Letter from a concerned parent; Sudbury alumnus responds
The following two letters are excerpted from a discussion on the "Families of Sudbury Schools" email list. Someone from the Sudbury School of Atlanta shared this email from a parent, and the response below, from an alumnus from the Alpine Valley School in Colorado, was among the many thoughtful replies.
I appreciated the evening's discussion and would like to propose two topics, that are motivated for my concerns about the completeness of the Sudbury model, for next time. It seems as though many parents (including me) are concerned about what the children are doing in school and would like to understand how what they are doing is contributing to their education. My own, unfortunately brief and potentially unrepresentative, observations have been that they play with devices, watch each other play with devices, and exchange devices with each other. In addition, I have seen them clean up after school, and I know second-hand that they spend a lot of time running and playing with each other (in sometimes complex social games). Further, we've been told that the children learn to mediate their own disputes and organize their own resources together. There is a lot that they learn from these interactions. However, I am concerned that these activities do not teach everything that we want our children to learn.
The concerns I mentioned above are these:
(1) A lot of learning involves acquisition of skills by means of focused repetition. I am not sure how the Sudbury model encourages this (since repetition is not generally intrinsically interesting).
(2) Students require motivation to learn, and coercion is generally a poor motivator, but there are many things students might enjoy learning but are not sufficiently familiar with to be motivated on their own to learn. Good teachers can provoke that interest with well-chosen examples, experiments, thought-experiments, questions, or puzzles.
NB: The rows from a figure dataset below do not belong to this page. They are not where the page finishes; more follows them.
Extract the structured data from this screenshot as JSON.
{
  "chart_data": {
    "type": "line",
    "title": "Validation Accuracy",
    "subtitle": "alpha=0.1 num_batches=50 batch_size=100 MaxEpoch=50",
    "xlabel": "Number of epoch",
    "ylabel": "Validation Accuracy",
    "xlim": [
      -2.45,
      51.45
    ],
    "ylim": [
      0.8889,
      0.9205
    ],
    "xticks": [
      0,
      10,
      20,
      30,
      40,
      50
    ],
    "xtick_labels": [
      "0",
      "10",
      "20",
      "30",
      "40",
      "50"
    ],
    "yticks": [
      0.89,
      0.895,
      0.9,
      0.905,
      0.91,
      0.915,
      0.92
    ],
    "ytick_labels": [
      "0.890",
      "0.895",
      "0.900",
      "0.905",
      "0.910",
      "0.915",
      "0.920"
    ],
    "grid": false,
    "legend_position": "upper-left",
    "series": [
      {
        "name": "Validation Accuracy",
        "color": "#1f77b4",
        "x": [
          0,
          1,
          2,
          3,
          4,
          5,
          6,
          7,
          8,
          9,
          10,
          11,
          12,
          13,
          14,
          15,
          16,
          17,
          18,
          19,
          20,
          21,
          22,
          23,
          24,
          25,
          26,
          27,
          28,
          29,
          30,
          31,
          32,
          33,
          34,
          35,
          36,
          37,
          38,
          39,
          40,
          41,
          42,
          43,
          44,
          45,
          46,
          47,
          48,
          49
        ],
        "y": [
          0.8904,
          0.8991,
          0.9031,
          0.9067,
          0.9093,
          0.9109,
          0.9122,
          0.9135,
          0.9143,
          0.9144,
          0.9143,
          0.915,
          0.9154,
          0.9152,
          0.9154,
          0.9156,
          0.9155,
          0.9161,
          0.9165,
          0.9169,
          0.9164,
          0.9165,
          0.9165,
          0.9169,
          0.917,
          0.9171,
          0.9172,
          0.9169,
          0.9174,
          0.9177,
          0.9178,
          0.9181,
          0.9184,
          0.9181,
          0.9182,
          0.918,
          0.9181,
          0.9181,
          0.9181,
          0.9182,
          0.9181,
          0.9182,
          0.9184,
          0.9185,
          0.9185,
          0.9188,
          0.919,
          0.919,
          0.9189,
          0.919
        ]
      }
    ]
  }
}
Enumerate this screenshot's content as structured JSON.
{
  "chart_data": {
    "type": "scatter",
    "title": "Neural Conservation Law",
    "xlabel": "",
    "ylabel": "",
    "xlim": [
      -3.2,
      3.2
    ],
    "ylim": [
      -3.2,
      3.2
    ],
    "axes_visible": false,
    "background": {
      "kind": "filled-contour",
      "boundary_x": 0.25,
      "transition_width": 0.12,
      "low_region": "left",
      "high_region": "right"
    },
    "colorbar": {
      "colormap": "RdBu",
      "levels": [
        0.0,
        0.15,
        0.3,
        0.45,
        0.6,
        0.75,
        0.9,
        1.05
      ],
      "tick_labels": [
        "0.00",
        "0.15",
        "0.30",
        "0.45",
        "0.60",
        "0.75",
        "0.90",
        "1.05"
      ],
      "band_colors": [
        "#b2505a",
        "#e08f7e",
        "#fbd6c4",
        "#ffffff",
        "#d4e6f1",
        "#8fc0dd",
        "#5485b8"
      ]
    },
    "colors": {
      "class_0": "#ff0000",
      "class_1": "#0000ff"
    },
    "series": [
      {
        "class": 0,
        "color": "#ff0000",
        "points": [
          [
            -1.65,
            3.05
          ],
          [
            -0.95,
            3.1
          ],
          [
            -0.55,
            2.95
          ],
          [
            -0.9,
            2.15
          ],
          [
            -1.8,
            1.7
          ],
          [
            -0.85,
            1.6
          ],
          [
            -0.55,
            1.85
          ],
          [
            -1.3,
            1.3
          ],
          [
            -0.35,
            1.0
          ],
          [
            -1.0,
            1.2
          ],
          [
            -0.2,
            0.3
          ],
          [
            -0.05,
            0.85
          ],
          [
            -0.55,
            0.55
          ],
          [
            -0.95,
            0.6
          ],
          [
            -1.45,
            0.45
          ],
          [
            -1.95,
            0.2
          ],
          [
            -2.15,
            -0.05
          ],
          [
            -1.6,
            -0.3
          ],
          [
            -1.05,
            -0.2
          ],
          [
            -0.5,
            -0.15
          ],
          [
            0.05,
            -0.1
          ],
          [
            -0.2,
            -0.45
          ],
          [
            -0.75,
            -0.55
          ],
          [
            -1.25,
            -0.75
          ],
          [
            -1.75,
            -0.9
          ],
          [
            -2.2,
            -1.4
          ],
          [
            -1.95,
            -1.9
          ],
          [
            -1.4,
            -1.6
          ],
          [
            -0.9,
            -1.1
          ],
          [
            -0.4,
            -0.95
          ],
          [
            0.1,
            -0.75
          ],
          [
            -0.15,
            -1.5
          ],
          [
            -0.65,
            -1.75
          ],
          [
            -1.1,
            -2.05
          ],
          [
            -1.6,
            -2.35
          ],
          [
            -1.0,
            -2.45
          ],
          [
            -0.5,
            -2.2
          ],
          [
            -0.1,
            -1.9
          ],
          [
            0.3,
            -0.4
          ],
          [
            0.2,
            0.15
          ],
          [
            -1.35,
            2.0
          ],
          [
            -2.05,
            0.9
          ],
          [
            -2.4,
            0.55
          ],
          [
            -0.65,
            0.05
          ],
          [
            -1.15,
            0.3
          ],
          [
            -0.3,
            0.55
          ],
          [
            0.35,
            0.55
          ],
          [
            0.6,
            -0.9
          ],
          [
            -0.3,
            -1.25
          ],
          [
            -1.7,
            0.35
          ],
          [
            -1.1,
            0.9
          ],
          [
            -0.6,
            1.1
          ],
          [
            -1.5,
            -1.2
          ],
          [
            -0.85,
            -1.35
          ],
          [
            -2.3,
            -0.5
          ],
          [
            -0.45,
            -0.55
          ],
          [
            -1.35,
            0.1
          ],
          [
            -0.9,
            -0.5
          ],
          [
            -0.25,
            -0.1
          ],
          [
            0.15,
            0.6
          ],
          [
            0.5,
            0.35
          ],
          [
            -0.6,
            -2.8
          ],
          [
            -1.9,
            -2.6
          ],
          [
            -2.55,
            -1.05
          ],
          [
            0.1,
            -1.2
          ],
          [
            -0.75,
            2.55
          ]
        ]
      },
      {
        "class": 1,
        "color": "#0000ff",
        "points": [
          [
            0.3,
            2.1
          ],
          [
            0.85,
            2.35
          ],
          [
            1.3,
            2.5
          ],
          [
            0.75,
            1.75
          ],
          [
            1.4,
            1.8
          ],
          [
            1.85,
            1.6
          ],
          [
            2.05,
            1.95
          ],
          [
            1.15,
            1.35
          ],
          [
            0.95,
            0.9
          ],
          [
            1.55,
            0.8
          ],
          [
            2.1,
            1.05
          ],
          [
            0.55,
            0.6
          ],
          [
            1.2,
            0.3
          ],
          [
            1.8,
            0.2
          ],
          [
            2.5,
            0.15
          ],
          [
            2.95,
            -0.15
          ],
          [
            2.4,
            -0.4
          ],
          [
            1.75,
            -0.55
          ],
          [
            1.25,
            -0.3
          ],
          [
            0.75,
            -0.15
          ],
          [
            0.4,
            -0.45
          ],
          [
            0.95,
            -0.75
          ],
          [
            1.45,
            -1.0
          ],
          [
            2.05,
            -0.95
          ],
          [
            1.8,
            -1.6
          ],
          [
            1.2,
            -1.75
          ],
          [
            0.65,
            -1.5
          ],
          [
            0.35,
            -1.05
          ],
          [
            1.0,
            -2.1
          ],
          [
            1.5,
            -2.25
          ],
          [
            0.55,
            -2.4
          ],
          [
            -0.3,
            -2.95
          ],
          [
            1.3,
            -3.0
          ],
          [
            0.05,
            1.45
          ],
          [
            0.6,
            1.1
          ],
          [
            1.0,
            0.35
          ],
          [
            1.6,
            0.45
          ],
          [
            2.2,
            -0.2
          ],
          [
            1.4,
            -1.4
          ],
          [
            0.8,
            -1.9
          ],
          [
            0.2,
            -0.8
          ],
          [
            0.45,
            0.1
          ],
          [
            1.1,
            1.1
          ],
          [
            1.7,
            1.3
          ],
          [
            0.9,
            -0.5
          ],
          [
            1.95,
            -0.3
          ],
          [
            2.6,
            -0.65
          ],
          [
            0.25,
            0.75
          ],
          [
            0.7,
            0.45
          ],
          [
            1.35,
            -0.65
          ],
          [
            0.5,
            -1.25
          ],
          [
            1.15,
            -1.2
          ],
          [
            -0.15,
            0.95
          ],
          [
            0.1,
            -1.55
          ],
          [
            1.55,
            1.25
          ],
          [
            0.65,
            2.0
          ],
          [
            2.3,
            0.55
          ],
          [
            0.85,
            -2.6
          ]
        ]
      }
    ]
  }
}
I am not sure how the Sudbury model provides these kinds of methods to promote student interest.
So the two questions are:
(1) What activities do students engage in that encourage the learning of skills, including reading, writing, mathematics, science, history, that are necessary precursors to more advanced learning (and which, as I said, often require focused repetition). I try to teach my son at home as well, and it would be helpful to coordinate my attempts with what is going on at school.
This leads to the second question:
(2) Are there any activities initiated by teachers? If so, what are they? Can we, at home, build on any such activities?
I deeply appreciate the goal of building on the children's own interests and motivations to educate them, and my son has improved his reading and social skills quite a bit even in the brief time he has been at Sudbury, But, as I said, I would like for my son to take fuller advantage of his opportunities to learn.
Thanks for considering my questions and concerns.
I'm not a sudbury parent, but I am a sudbury alum [Alpine Valley School]. For context, I'm a deeply satisfied (apparently effective) adult with a lucrative tech job. I didn't go to college, and I didn't do anything that was too repetitious to seem like a good idea - a rule that has continued to serve me well into adulthood and professional life. I played a lot of video games, spent a lot of time with building toys (to include blocks, the sandbox, and the minds of my friends), and wandered around outside with tiny toy spaceships making spaceship noises. (Actually, I still do all of these things to some extent.) I will admit I require a robot to do my vacuuming, because there is no other way it is going to get done to the extent necessary to keep up with the three cats and a dog I live with. But, I have such a robot, and so, pass as an effective adult.
I've seen many systems that create an ongoing dependency to cover some perceived short-term deficiency. The team that requires someone else to test their software, because they do not have the skills and resources to test it thoroughly and early enough themselves. The codebase that keeps using a bad way of doing things because it got the project up and running early, even though it severely limits the approaches the team can take to refactoring in the future. The call center that relies more and more on automated break and lunch scheduling algorithms because it "improves coverage," ultimately at the cost of employees being able to respond to change and disruptions.
The learning system wherein learners are "exposed" to a variety of Appropriate Topics for Study at the expense of their own drive to forage for intellectual fulfillment.
These are all forms of debt, long term accumulated deficiencies in ability that have to be payed off at some point. Debt can be used responsibly, but what are you purchasing when you mortgage the effervescent curiosity of a child? And, how do you expect the natural curiosity of children to survive being held for years as inactive collateral to finance a parade of artificially constructed lessons?
If you do something for someone, they depend on you for it. If you attempt to synthesize curiosity and interest for long enough, it takes years to recover; some never do. There may possibly be times when this is appropriate, but...
Do you want to discover the world for your child?